A Terceira Turma do Superior Tribunal de Justiça (STJ) entendeu que, em contratos de seguro de vida sem beneficiários indicados, a comoriência (presunção de morte simultânea) do segurado e de sua herdeira não afasta o direito de representação dos filhos dessa herdeira, conforme previsto nos artigos 1.851 a 1.854 do Código Civil.
Segundo o colegiado, esse direito visa proteger os filhos que perderam seus pais precocemente. A ministra Nancy Andrighi, relatora do caso, destacou a relevância dessa proteção quando os herdeiros são crianças ou adolescentes. Ela afirmou: “A questão ganha ainda mais relevo quando os que pleiteiam o direito de representação são crianças e adolescentes – inseridos na condição peculiar de pessoas em desenvolvimento, conforme reconhecido pelo artigo 6º do Estatuto da Criança e do Adolescente (ECA), e cuja proteção deve ser garantida com absoluta prioridade pela família, pela sociedade e pelo Estado (artigo 227 da Constituição)”.
No caso, o segurado faleceu em um acidente de trânsito junto com sua irmã, que tinha dois filhos. Como o contrato de seguro não mencionava beneficiários, a seguradora pagou a indenização à única irmã viva do segurado, sua herdeira colateral. No entanto, os filhos menores da irmã falecida alegaram que a indenização deveria ser dividida entre eles e a tia.

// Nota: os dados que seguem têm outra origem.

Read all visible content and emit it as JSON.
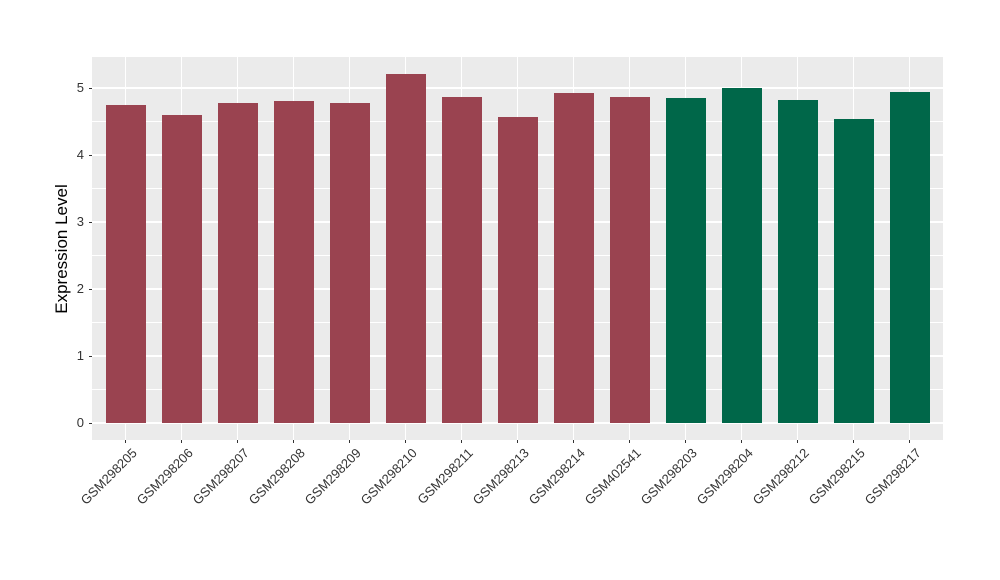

A ministra Nancy Andrighi ressaltou que, embora o capital de seguro de vida não faça parte da herança, em casos de omissão contratual, a legislação segue a ordem de vocação hereditária. Segundo o artigo 1.829 do Código Civil, essa ordem prioriza descendentes, ascendentes e cônjuges antes de colaterais. No entanto, ela lembrou que a lei prevê uma exceção com o direito de representação: “Pelo direito de representação, herdeiros de grau mais próximo concorrerão com os de grau mais distante, que receberão a herança na qualidade de representantes daquele que, se vivo fosse, seria herdeiro daquele grau mais próximo”.
Andrighi também reforçou que a legislação não exclui o direito de representação em casos de comoriência. “O filho que perdeu prematuramente seu pai antes do seu avô, por exemplo, encontra-se em uma situação em tudo similar à do filho que perdeu o pai e o avô em um mesmo acidente de trânsito”, explicou a ministra.
No caso concreto, Andrighi argumentou que, se a mãe dos menores tivesse morrido momentos antes do segurado, o direito de representação seria indiscutível. “Ao se presumir a morte simultânea (comoriência), não se pode conferir uma interpretação dos artigos 1.851 ao 1.854 do Código Civil apta a gerar a injusta situação em que os recorrentes não teriam direito a nada e que caberia à irmã viva o valor integral do seguro”, concluiu a relatora, restabelecendo a sentença que garantia a divisão da indenização entre os filhos da herdeira falecida e a tia.